Another oldie from the Ask Marcel files—

Dear Marcel,
I don’t know what’s happened to my husband. He STILL believes this QAnon nonsense. I’ve given him articles exposing it for what it is, and I made him watch that HBO documentary, but he thinks that’s all “Fake News.”
He firmly believes that all Democrats and Hollywood people actually eat babies! He also goes on about “lizard people” and “space lasers” and god knows what all. He’s an otherwise caring and intelligent guy. I don’t know what happened to him, or what to do.
-At My Wit’s End
PS - He also thinks the world is flat.

Dear Wit’s,
Oh dear. I can’t say how sorry I am that you’re actually married to one of these Q nuts. This is the dark side of the web; people believe all kinds of crazy stuff they read on the internet. Luckily, you came to just the right online advice-columnist cat.

Some history as to how all these previously sensible people fell into cults;
Mike Lindell (the My Pillow Guy), employed a team of etymologists to engineer a super breed of flesh-eating dust mites. He had the larvae of these engineered “megamites” sewn into every My Pillow sold.

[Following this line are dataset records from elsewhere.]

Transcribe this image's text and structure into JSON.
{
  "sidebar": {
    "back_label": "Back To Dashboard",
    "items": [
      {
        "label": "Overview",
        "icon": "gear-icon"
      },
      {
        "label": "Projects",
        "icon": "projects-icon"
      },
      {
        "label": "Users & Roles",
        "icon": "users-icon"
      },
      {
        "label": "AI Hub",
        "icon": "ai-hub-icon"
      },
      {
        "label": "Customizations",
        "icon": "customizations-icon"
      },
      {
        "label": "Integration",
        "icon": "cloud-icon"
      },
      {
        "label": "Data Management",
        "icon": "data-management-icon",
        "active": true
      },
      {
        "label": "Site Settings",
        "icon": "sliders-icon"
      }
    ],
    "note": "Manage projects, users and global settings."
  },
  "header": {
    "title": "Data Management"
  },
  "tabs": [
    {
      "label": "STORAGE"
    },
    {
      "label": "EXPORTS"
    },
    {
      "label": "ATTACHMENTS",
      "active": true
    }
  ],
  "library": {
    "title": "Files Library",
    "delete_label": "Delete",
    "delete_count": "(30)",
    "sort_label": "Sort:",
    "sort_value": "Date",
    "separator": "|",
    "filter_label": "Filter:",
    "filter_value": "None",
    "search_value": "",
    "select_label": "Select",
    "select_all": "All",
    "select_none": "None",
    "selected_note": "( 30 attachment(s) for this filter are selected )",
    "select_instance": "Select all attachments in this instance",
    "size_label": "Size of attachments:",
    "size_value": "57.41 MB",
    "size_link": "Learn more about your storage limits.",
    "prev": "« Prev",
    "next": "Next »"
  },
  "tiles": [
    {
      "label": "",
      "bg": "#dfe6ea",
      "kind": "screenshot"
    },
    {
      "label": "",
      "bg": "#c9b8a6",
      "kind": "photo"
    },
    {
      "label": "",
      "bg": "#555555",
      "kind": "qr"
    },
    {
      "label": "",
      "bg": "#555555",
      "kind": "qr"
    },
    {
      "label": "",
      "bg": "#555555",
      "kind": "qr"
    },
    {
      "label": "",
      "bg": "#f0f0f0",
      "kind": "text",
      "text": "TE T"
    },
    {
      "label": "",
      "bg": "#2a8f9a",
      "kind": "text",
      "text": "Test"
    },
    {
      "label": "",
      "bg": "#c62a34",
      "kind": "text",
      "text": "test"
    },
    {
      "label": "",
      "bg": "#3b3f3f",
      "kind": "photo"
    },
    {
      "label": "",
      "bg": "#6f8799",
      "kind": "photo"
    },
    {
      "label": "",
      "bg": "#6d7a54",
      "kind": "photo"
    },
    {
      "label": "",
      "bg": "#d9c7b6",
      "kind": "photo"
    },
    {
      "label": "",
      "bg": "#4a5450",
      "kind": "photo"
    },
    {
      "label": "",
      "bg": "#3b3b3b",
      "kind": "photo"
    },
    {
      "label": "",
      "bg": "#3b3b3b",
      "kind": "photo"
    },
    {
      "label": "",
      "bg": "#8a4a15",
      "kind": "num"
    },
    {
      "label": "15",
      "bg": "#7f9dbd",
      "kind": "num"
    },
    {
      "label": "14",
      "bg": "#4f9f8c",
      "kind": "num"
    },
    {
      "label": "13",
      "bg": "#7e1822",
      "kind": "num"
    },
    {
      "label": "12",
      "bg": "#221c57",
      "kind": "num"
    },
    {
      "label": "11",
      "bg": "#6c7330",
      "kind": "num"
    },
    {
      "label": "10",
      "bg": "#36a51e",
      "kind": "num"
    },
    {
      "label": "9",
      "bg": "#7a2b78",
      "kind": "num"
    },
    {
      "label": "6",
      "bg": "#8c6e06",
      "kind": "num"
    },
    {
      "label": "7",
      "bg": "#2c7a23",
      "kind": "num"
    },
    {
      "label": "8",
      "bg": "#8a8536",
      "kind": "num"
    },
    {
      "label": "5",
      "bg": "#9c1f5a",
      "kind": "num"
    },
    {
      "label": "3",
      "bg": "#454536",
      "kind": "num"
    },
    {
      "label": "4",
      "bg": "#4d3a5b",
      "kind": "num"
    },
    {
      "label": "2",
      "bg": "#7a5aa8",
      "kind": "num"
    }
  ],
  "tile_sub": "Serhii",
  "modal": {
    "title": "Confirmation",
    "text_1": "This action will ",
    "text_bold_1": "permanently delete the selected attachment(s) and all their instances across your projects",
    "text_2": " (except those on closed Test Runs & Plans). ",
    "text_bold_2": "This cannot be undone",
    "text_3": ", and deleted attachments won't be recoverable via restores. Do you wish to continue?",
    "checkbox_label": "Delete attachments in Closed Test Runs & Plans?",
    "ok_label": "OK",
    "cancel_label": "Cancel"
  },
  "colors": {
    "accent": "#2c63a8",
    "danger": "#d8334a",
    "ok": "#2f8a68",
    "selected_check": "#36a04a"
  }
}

The megamite larvae hatch and then the mites crawl out of the pillows, right into the ears of the My Pillow victim in their sleep, to feast on the prefrontal cortex of their brain, which is the part that’s responsible for critical thinking—for instance, distinguishing the difference between, say, a pizza parlor and a child sex-trafficking ring. With this essential part of their frontal lobe damaged, the victim would fall prey to various bizarre conspiracy theories and other nonsense.

But relief is in sight!
A team of scientists assembled by the Foundation for the Return of Reason, Reality, and Facts (FRRRF) has developed a device designed to vacuum these megamite infestations out of the brain. It’s called the Megamitinator (TM). It’s still in the development stage, but early studies on members of cults such as QAnon, Scientology, Dog People, and Phish fans, have shown promising results.

Here’s how it works; when the victim (in this case your husband) is sleeping, you cup the two Megamitinator units over his ears. While the right-hand unit vacuums out the megamites, the left-hand unit delivers medication in the form of a healing mist, which repairs the damaged brain tissue and generates new tissue.

Do this every night until your husband is thinking clearly again. But before you do ANYTHING, you must immediately dispose of his My Pillow at a hazardous waste facility. I also recommend you fumigate your entire bedroom.

If you’re interested in signing your husband up to participate in ongoing clinical trials of the Megamitinator, go to: ClinicalTrials/MegamitinatorStudy.org.
Good luck!

Oh-regarding the earth being flat… you’ve heard that joke that if the earth was flat, cats would be knocking things off the edge of it? Well, it’s no joke; we would. Which proves that the earth is round.